Unincorporated community in California, United States

Dougherty (also, Amador's, Amador Valley, and Dougherty Station) was an unincorporated community in Alameda County, California. It was associated with two separate areas near Dublin, the first at an elevation of 348 ft.

James Witt Dougherty purchased the land in and around what is now Dublin, CA, in 1852. The land included a two-story adobe building that formerly belonged to Jose Maria Amador. A community grew up around the adobe and associated ranch, and was first called Amador's and Amador Valley after Jose Maria Amador the original owner of Rancho San Ramon (Amador). Dougherty built a hotel near the adobe and at the crossroads of two important local roads. One road went north–south and connected communities from Martinez south to Mission San Jose. The other road went east–west and connected the San Francisco Bay area with communities such as Livermore, Stockton and the California Central Valley. Dougherty obtained the post office contract in 1860 and used the name Dougherty Station. The post office name was shortened to Dougherty in 1896 and it closed in 1908.
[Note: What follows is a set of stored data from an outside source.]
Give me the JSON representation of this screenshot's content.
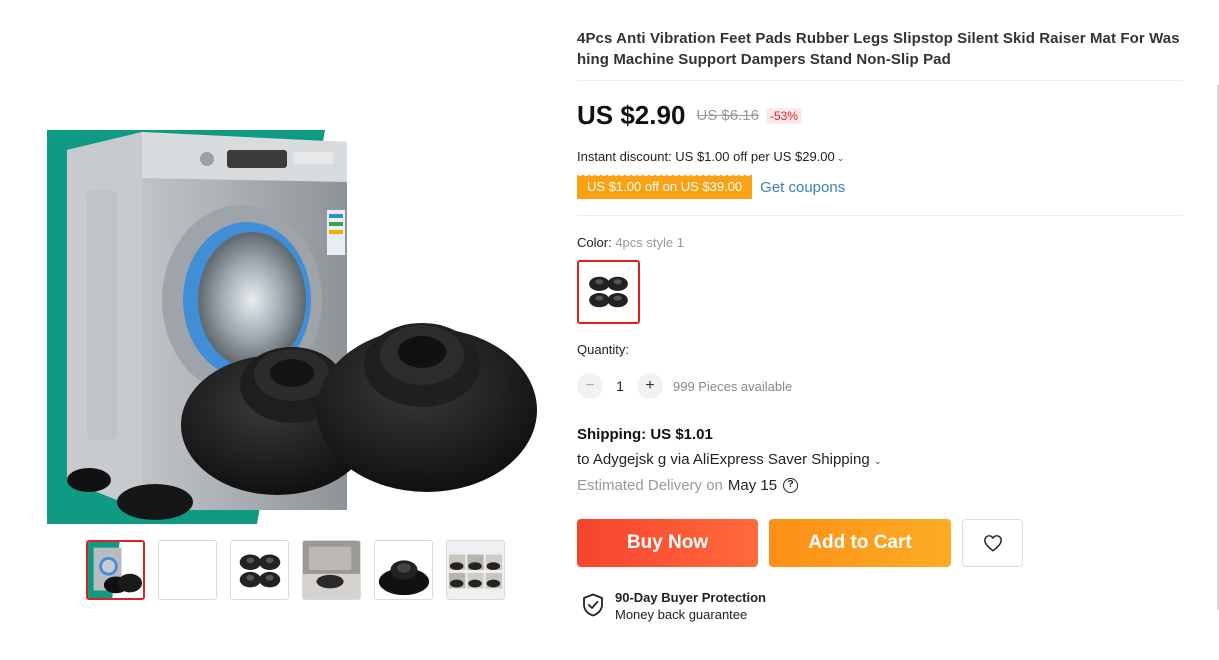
{
  "product": {
    "title": "4Pcs Anti Vibration Feet Pads Rubber Legs Slipstop Silent Skid Raiser Mat For Washing Machine Support Dampers Stand Non-Slip Pad"
  },
  "gallery": {
    "main_image_icon": "washing-machine-with-rubber-feet-pads",
    "thumbnails": [
      {
        "icon": "washing-machine-thumb",
        "selected": true
      },
      {
        "icon": "blank-thumb",
        "selected": false
      },
      {
        "icon": "four-pads-thumb",
        "selected": false
      },
      {
        "icon": "machine-foot-closeup-thumb",
        "selected": false
      },
      {
        "icon": "single-pad-thumb",
        "selected": false
      },
      {
        "icon": "pad-collage-thumb",
        "selected": false
      }
    ]
  },
  "pricing": {
    "current": "US $2.90",
    "original": "US $6.16",
    "discount": "-53%",
    "instant_discount": "Instant discount: US $1.00 off per US $29.00",
    "coupon": "US $1.00 off on US $39.00",
    "get_coupons": "Get coupons"
  },
  "variant": {
    "label": "Color:",
    "selected": "4pcs style 1",
    "swatch_icon": "four-black-pads"
  },
  "quantity": {
    "label": "Quantity:",
    "minus": "−",
    "value": "1",
    "plus": "+",
    "available": "999 Pieces available"
  },
  "shipping": {
    "title": "Shipping: US $1.01",
    "to": "to Adygejsk g via AliExpress Saver Shipping",
    "estimated_label": "Estimated Delivery on",
    "estimated_date": "May 15",
    "help_icon": "question-circle-icon"
  },
  "actions": {
    "buy_now": "Buy Now",
    "add_to_cart": "Add to Cart",
    "wishlist_icon": "heart-icon"
  },
  "protection": {
    "icon": "shield-check-icon",
    "title": "90-Day Buyer Protection",
    "subtitle": "Money back guarantee"
  },
  "colors": {
    "accent_red": "#e02020",
    "buy_now": "#f6432e",
    "add_to_cart": "#fc8f17",
    "coupon": "#f8a214",
    "link": "#3a83b8",
    "image_bg": "#0f9a84"
  }
}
The second Dougherty was a platted area about two miles east of the original location. It was established by Charles Medley Dougherty, the son of James Witt Dougherty, and named after the family. It was designed to take advantage of an extension of the Southern Pacific Railroad connecting from San Ramon to Pleasanton in the early 1900s. Besides a railroad platform, there may never have been any homes or businesses constructed in the planned community. The area, Dougherty, continued to appear on some maps throughout the Twentieth century and may still be found on some online maps.